Alla stregua della nuova formulazione dell’art. 2, comma 1 bis, del d.l. n. 463 del 1983, conv. con modificazioni, in l. n. 638 del 1983, introdotta dall’art. 3, comma 6, d.lg. 15 gennaio 2016 n. 8, il reato di omesso versamento delle ritenute previdenziali deve ritenersi perfezionato (salva la causa di non punibilità costituita dall’eventuale versamento delle somme dovute entro il termine di tre mesi dalla contestazione o dalla notifica dell’avvenuto accertamento della violazione), all’atto del raggiungimento, nel corso di ciascun anno, della soglia minima fissata in euro 10.000 (tenendosi conto anche delle singole omissioni per cui sia intervenuta prescrizione) senza che l’eventuale, nuovo raggiungimento di tale soglia in conseguenza di ulteriori omissioni che si verifichino nel corso del medesimo anno possa dar luogo ad ulteriori reati, dovendosi in tal caso ravvisare una fattispecie a progressione criminosa in cui le dette ulteriori omissioni si atteggiano a momenti esecutivi di un reato unitario a consumazione prolungata, la cui definitiva cessazione viene a coincidere con la scadenza prevista dalla legge per il versamento dell’ultima mensilità, ovvero, come noto, con il termine del 16 del mese di gennaio dell’anno successivo.

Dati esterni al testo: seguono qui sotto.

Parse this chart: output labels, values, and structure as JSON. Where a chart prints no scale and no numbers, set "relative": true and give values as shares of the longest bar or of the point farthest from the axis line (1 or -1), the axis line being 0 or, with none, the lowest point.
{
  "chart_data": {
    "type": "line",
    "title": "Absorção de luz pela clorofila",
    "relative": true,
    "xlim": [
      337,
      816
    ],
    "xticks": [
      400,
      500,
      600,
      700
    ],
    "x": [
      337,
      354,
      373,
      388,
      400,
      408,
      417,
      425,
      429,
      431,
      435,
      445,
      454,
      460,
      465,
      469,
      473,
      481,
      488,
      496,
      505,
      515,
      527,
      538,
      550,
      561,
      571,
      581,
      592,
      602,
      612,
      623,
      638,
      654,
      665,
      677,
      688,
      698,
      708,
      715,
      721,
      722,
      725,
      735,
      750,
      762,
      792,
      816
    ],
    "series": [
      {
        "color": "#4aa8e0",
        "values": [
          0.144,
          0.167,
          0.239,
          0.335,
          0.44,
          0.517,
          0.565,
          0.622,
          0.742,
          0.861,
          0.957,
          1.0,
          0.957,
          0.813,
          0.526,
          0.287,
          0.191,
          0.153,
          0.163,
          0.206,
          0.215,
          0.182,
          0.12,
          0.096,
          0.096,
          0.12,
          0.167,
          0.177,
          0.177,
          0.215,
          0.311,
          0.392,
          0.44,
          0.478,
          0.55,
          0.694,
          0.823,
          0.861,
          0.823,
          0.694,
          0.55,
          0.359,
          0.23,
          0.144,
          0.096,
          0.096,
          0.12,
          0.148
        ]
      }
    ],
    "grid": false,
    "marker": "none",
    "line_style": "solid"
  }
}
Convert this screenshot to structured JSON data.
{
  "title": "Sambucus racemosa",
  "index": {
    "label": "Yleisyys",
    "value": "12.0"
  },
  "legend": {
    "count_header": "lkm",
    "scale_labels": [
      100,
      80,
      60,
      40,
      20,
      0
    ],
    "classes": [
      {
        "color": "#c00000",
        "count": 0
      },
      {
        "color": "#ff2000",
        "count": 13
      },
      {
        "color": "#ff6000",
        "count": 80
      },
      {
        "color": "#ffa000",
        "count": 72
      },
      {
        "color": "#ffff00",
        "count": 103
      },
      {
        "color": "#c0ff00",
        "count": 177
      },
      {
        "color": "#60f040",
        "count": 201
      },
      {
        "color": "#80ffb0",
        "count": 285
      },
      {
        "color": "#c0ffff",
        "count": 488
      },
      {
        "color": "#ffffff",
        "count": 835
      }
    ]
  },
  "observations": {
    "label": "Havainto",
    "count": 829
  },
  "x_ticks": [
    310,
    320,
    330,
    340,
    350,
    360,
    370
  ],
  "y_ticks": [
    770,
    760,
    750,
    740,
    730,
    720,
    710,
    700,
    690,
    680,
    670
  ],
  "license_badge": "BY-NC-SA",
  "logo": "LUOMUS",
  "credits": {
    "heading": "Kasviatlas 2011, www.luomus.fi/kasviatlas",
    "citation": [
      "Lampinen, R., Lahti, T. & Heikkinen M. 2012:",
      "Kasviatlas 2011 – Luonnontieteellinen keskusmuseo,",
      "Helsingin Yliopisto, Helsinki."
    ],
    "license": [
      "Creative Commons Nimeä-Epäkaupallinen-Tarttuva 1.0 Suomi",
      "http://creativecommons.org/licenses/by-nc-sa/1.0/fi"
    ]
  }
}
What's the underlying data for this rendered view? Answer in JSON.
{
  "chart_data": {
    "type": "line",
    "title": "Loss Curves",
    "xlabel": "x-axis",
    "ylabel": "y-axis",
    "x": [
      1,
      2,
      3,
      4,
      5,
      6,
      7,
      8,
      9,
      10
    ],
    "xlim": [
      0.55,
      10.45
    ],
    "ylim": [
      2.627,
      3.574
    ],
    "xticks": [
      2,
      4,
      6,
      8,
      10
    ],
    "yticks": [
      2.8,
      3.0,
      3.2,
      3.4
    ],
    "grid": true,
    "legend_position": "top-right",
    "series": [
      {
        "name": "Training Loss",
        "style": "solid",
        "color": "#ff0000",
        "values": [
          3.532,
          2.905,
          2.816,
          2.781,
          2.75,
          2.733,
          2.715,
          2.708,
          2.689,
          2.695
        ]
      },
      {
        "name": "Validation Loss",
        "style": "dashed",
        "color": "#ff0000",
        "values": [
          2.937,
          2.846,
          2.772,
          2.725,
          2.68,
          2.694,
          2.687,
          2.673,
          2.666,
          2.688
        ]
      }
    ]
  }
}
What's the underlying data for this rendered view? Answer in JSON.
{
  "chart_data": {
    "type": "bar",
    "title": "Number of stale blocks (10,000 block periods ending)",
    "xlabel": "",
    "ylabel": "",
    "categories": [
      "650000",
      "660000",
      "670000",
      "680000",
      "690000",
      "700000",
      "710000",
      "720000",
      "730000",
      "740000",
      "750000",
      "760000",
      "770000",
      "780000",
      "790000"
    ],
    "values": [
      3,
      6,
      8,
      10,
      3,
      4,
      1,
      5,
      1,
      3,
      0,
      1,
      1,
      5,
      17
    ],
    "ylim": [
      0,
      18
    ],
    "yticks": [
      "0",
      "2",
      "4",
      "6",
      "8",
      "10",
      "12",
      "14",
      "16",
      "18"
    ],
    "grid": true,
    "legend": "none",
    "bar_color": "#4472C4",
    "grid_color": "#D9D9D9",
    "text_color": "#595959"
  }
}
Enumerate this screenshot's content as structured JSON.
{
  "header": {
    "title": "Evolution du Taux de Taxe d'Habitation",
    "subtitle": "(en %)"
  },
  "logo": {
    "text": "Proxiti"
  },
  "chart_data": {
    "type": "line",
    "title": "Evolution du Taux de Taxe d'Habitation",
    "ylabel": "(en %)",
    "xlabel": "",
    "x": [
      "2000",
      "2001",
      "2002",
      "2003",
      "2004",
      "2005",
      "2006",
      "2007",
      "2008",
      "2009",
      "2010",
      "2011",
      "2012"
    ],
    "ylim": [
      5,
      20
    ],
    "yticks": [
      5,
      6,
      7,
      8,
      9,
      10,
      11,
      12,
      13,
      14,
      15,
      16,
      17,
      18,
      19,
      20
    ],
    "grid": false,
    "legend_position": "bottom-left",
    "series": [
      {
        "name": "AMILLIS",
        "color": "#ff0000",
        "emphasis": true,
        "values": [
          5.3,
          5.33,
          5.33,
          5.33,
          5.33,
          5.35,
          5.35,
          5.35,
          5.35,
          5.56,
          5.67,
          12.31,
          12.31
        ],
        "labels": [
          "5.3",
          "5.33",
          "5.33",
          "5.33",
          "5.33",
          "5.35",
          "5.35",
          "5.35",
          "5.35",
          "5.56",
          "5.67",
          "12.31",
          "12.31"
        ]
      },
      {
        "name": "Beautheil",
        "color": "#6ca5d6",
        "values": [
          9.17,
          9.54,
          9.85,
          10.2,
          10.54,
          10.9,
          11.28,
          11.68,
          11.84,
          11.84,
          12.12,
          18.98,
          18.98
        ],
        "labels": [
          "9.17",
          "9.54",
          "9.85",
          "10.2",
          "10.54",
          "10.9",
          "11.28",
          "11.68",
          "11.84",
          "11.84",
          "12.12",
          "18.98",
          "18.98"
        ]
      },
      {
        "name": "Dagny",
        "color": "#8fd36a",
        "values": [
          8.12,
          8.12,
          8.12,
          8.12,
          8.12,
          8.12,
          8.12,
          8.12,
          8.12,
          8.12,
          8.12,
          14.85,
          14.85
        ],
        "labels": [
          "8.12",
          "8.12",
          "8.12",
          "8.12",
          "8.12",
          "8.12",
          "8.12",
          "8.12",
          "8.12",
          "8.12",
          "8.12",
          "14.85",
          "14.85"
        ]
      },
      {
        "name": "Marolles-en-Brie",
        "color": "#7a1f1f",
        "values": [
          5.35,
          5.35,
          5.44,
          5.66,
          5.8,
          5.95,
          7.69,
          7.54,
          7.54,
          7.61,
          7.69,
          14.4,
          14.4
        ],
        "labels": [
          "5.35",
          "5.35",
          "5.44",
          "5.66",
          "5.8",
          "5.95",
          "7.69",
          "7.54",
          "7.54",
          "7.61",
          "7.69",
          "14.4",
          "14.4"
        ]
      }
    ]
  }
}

 Cassazione penale sez. III  11 maggio 2016 n. 35589  

In tema di contributi previdenziali ed assistenziali, il reato previsto dall’art. 2, comma primo bis,D.L. 12 settembre 1983 n. 463, conv. in l. 11 novembre 1983, n. 638, di omesso versamento delle ritenute di importo superiore ai 10.000 euro, operate sulle retribuzioni dei lavoratori dipendenti, ha una struttura unitaria e la condotta può configurarsi anche attraverso una pluralità di omissioni, compiute nel periodo annuale di riferimento, che possono di per sè anche non costituire reato; ne consegue che la consumazione del delitto può essere istantanea o di durata e, in quest’ultimo caso, ad effetto prolungato sino al termine dell’anno in contestazione. (Fattispecie nella quale la S.C. ha escluso la sussistenza del reato in relazione ad omessi versamenti, per un valore complessivo di 21.000 euro, che, però, in ciascuna delle annualità di riferimento, si attestavano ad una soglia inferiore ai 10.000 euro).